X_lunch = train[["월", "일", "요일", "식사가능자수", "본사출장자수", "본사시간외근무명령서승인건수"]]
y_lunch = train["중식계"]
X_test = test[["월", "일", "요일", "식사가능자수", "본사출장자수", "본사시간외근무명령서승인건수"]]

x_train, x_valid, y_train, y_valid = train_test_split(
    X_lunch, y_lunch, test_size=0.15, random_state=42
)

In [4]:
run = neptune.init(
    project="ds-wook/predict-meals",
    api_token="eyJhcGlfYWRkcmVzcyI6Imh0dHBzOi8vYXBwLm5lcHR1bmUuYWkiLCJhcGlfdXJsIjoiaHR0cHM6Ly9hcHAubmVwdHVuZS5haSIsImFwaV9rZXkiOiJmM2QyYmRjMy1mYmU5LTQ3ZmEtYTg0YS1hNWFhZmE1ZmVmZTQifQ==",
)
neptune_callback = NeptuneCallback(run=run, log_tree=[0, 1, 2, 3])

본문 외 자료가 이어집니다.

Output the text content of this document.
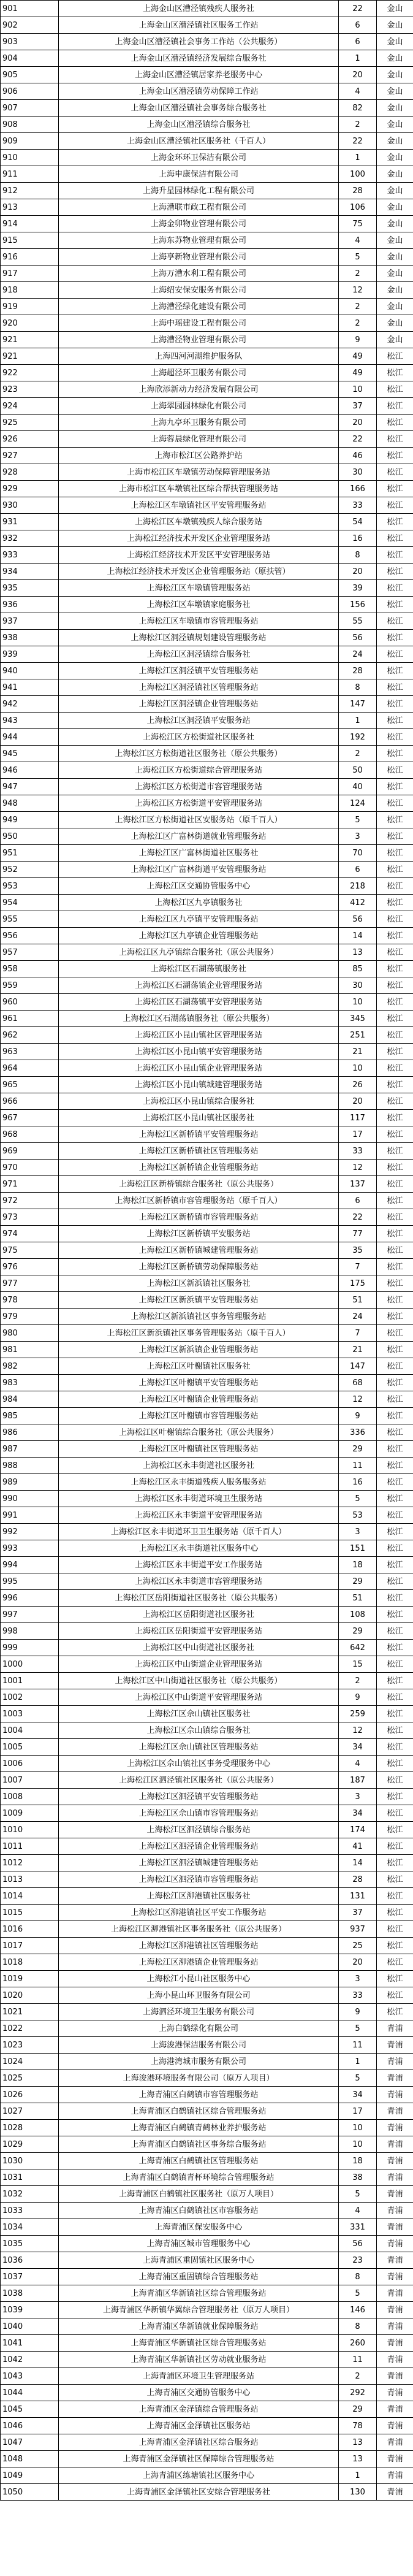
901	上海金山区漕泾镇残疾人服务社	22	金山
902	上海金山区漕泾镇社区服务工作站	6	金山
903	上海金山区漕泾镇社会事务工作站（公共服务）	6	金山
904	上海金山区漕泾镇经济发展综合服务社	1	金山
905	上海金山区漕泾镇居家养老服务中心	20	金山
906	上海金山区漕泾镇劳动保障工作站	4	金山
907	上海金山区漕泾镇社会事务综合服务社	82	金山
908	上海金山区漕泾镇综合服务社	2	金山
909	上海金山区漕泾镇社区服务社（千百人）	22	金山
910	上海金环环卫保洁有限公司	1	金山
911	上海申康保洁有限公司	100	金山
912	上海升星园林绿化工程有限公司	28	金山
913	上海漕联市政工程有限公司	106	金山
914	上海金卯物业管理有限公司	75	金山
915	上海东苏物业管理有限公司	4	金山
916	上海享新物业管理有限公司	5	金山
917	上海万漕水利工程有限公司	2	金山
918	上海绍安保安服务有限公司	12	金山
919	上海漕泾绿化建设有限公司	2	金山
920	上海中瑶建设工程有限公司	2	金山
921	上海漕泾物业管理有限公司	9	金山
921	上海四河河湖维护服务队	49	松江
922	上海超泾环卫服务有限公司	49	松江
923	上海欣添新动力经济发展有限公司	10	松江
924	上海翠园园林绿化有限公司	37	松江
925	上海九亭环卫服务有限公司	20	松江
926	上海蓉晨绿化管理有限公司	22	松江
927	上海市松江区公路养护站	46	松江
928	上海市松江区车墩镇劳动保障管理服务站	30	松江
929	上海市松江区车墩镇社区综合帮扶管理服务站	166	松江
930	上海松江区车墩镇社区平安管理服务站	33	松江
931	上海松江区车墩镇残疾人综合服务站	54	松江
932	上海松江经济技术开发区企业管理服务站	16	松江
933	上海松江经济技术开发区平安管理服务站	8	松江
934	上海松江经济技术开发区企业管理服务站（原扶管）	20	松江
935	上海松江区车墩镇管理服务站	39	松江
936	上海松江区车墩镇家庭服务社	156	松江
937	上海松江区车墩镇市容管理服务站	55	松江
938	上海松江区洞泾镇规划建设管理服务站	56	松江
939	上海松江区洞泾镇综合服务社	24	松江
940	上海松江区洞泾镇平安管理服务站	28	松江
941	上海松江区洞泾镇社区管理服务站	8	松江
942	上海松江区洞泾镇企业管理服务站	147	松江
943	上海松江区洞泾镇平安服务站	1	松江
944	上海松江区方松街道社区服务社	192	松江
945	上海松江区方松街道社区服务社（原公共服务）	2	松江
946	上海松江区方松街道综合管理服务站	50	松江
947	上海松江区方松街道市容管理服务站	40	松江
948	上海松江区方松街道平安管理服务站	124	松江
949	上海松江区方松街道社区安服务站（原千百人）	5	松江
950	上海松江区广富林街道就业管理服务站	3	松江
951	上海松江区广富林街道社区服务社	70	松江
952	上海松江区广富林街道平安管理服务站	6	松江
953	上海松江区交通协管服务中心	218	松江
954	上海松江区九亭镇服务社	412	松江
955	上海松江区九亭镇平安管理服务站	56	松江
956	上海松江区九亭镇企业管理服务站	14	松江
957	上海松江区九亭镇综合服务社（原公共服务）	13	松江
958	上海松江区石湖荡镇服务社	85	松江
959	上海松江区石湖荡镇企业管理服务站	30	松江
960	上海松江区石湖荡镇平安管理服务站	10	松江
961	上海松江区石湖荡镇服务社（原公共服务）	345	松江
962	上海松江区小昆山镇社区管理服务站	251	松江
963	上海松江区小昆山镇平安管理服务站	21	松江
964	上海松江区小昆山镇企业管理服务站	10	松江
965	上海松江区小昆山镇城建管理服务站	26	松江
966	上海松江区小昆山镇综合服务社	20	松江
967	上海松江区小昆山镇社区服务社	117	松江
968	上海松江区新桥镇平安管理服务站	17	松江
969	上海松江区新桥镇社区管理服务站	33	松江
970	上海松江区新桥镇企业管理服务站	12	松江
971	上海松江区新桥镇综合服务社（原公共服务）	137	松江
972	上海松江区新桥镇市容管理服务站（原千百人）	6	松江
973	上海松江区新桥镇市容管理服务站	22	松江
974	上海松江区新桥镇平安服务站	77	松江
975	上海松江区新桥镇城建管理服务站	35	松江
976	上海松江区新桥镇劳动保障服务站	7	松江
977	上海松江区新浜镇社区服务社	175	松江
978	上海松江区新浜镇平安管理服务站	51	松江
979	上海松江区新浜镇社区事务管理服务站	24	松江
980	上海松江区新浜镇社区事务管理服务站（原千百人）	7	松江
981	上海松江区新浜镇企业管理服务站	21	松江
982	上海松江区叶榭镇社区服务社	147	松江
983	上海松江区叶榭镇平安管理服务站	68	松江
984	上海松江区叶榭镇企业管理服务站	12	松江
985	上海松江区叶榭镇市容管理服务站	9	松江
986	上海松江区叶榭镇综合服务社（原公共服务）	336	松江
987	上海松江区叶榭镇社区管理服务站	29	松江
988	上海松江区永丰街道社区服务社	11	松江
989	上海松江区永丰街道残疾人服务服务站	16	松江
990	上海松江区永丰街道环境卫生服务站	5	松江
991	上海松江区永丰街道平安管理服务站	53	松江
992	上海松江区永丰街道环卫卫生服务站（原千百人）	3	松江
993	上海松江区永丰街道社区服务中心	151	松江
994	上海松江区永丰街道平安工作服务站	18	松江
995	上海松江区永丰街道市容管理服务站	29	松江
996	上海松江区岳阳街道社区服务社（原公共服务）	51	松江
997	上海松江区岳阳街道社区服务社	108	松江
998	上海松江区岳阳街道平安管理服务站	29	松江
999	上海松江区中山街道社区服务社	642	松江
1000	上海松江区中山街道企业管理服务站	15	松江
1001	上海松江区中山街道社区服务社（原公共服务）	2	松江
1002	上海松江区中山街道平安管理服务站	9	松江
1003	上海松江区佘山镇社区服务社	259	松江
1004	上海松江区佘山镇综合服务社	12	松江
1005	上海松江区佘山镇社区管理服务站	34	松江
1006	上海松江区佘山镇社区事务受理服务中心	4	松江
1007	上海松江区泗泾镇社区服务社（原公共服务）	187	松江
1008	上海松江区泗泾镇平安管理服务站	3	松江
1009	上海松江区佘山镇市容管理服务站	34	松江
1010	上海松江区泗泾镇综合服务站	174	松江
1011	上海松江区泗泾镇企业管理服务站	41	松江
1012	上海松江区泗泾镇城建管理服务站	14	松江
1013	上海松江区泗泾镇市容管理服务站	28	松江
1014	上海松江区泖港镇社区服务社	131	松江
1015	上海松江区泖港镇社区平安工作服务站	37	松江
1016	上海松江区泖港镇社区事务服务社（原公共服务）	937	松江
1017	上海松江区泖港镇社区管理服务站	25	松江
1018	上海松江区泖港镇企业管理服务站	20	松江
1019	上海松江小昆山社区服务中心	3	松江
1020	上海小昆山环卫服务有限公司	33	松江
1021	上海泗泾环境卫生服务有限公司	9	松江
1022	上海白鹤绿化有限公司	5	青浦
1023	上海浚港保洁服务有限公司	11	青浦
1024	上海港湾城市服务有限公司	1	青浦
1025	上海浚港环境服务有限公司（原万人项目）	5	青浦
1026	上海青浦区白鹤镇市容管理服务站	34	青浦
1027	上海青浦区白鹤镇社区综合管理服务站	17	青浦
1028	上海青浦区白鹤镇青鹤林业养护服务站	10	青浦
1029	上海青浦区白鹤镇社区事务综合服务站	10	青浦
1030	上海青浦区白鹤镇社区管理服务站	18	青浦
1031	上海青浦区白鹤镇青杯环境综合管理服务站	38	青浦
1032	上海青浦区白鹤镇社区服务社（原万人项目）	5	青浦
1033	上海青浦区白鹤镇社区市容服务站	4	青浦
1034	上海青浦区保安服务中心	331	青浦
1035	上海青浦区城市管理服务中心	56	青浦
1036	上海青浦区重固镇社区服务中心	23	青浦
1037	上海青浦区重固镇综合管理服务站	8	青浦
1038	上海青浦区华新镇社区综合管理服务站	5	青浦
1039	上海青浦区华新镇华翼综合管理服务社（原万人项目）	146	青浦
1040	上海青浦区华新镇就业保障服务站	8	青浦
1041	上海青浦区华新镇社区综合管理服务站	260	青浦
1042	上海青浦区华新镇社区劳动就业服务站	11	青浦
1043	上海青浦区环境卫生管理服务站	2	青浦
1044	上海青浦区交通协管服务中心	292	青浦
1045	上海青浦区金泽镇综合管理服务站	29	青浦
1046	上海青浦区金泽镇社区服务站	78	青浦
1047	上海青浦区金泽镇社区综合服务站	13	青浦
1048	上海青浦区金泽镇社区保障综合管理服务站	13	青浦
1049	上海青浦区练塘镇社区服务中心	1	青浦
1050	上海青浦区金泽镇社区安综合管理服务社	130	青浦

Info (NVML): NVML Shared Library Not Found. GPU usage metrics may not be reported. For more information, see https://docs-legacy.neptune.ai/logging-and-managing-experiment-results/logging-experiment-data.html#hardware-consumption 


https://app.neptune.ai/ds-wook/predict-meals/e/PRED-7
Remember to stop your run once you’ve finished logging your metadata (https://docs.neptune.ai/api-reference/run#stop). It will be stopped automatically only when the notebook kernel/interactive console is terminated.


In [5]:
lunch_params = {
    "learning_rate": 0.09,
    "eval_metric": "mae",
}

lunch_model = XGBRegressor(**lunch_params)
lunch_model.fit(
    x_train,
    y_train,
    eval_set=[(x_train, y_train), (x_valid, y_valid)],
    early_stopping_rounds=100,
    verbose=100,
    callbacks=[neptune_callback],
)

[0]	validation_0-mae:811.55786	validation_1-mae:802.60211
[99]	validation_0-mae:36.03213	validation_1-mae:76.14484


XGBRegressor(base_score=0.5, booster='gbtree', colsample_bylevel=1,
             colsample_bynode=1, colsample_bytree=1, eval_metric='mae', gamma=0,
             gpu_id=-1, importance_type='gain', interaction_constraints='',
             learning_rate=0.09, max_delta_step=0, max_depth=6,
             min_child_weight=1, missing=nan, monotone_constraints='()',
             n_estimators=100, n_jobs=8, num_parallel_tree=1, random_state=0,
             reg_alpha=0, reg_lambda=1, scale_pos_weight=1, subsample=1,
             tree_method='exact', validate_parameters=1, verbosity=None)

In [6]:
X_dinner = train[["월", "일", "요일(석식)", "식사가능자수", "본사출장자수", "본사시간외근무명령서승인건수"]]
y_dinner = train["석식계"]
run = neptune.init(
    project="ds-wook/predict-meals",
    api_token="eyJhcGlfYWRkcmVzcyI6Imh0dHBzOi8vYXBwLm5lcHR1bmUuYWkiLCJhcGlfdXJsIjoiaHR0cHM6Ly9hcHAubmVwdHVuZS5haSIsImFwaV9rZXkiOiJmM2QyYmRjMy1mYmU5LTQ3ZmEtYTg0YS1hNWFhZmE1ZmVmZTQifQ==",
)
neptune_callback = NeptuneCallback(run=run, log_tree=[0, 1, 2, 3])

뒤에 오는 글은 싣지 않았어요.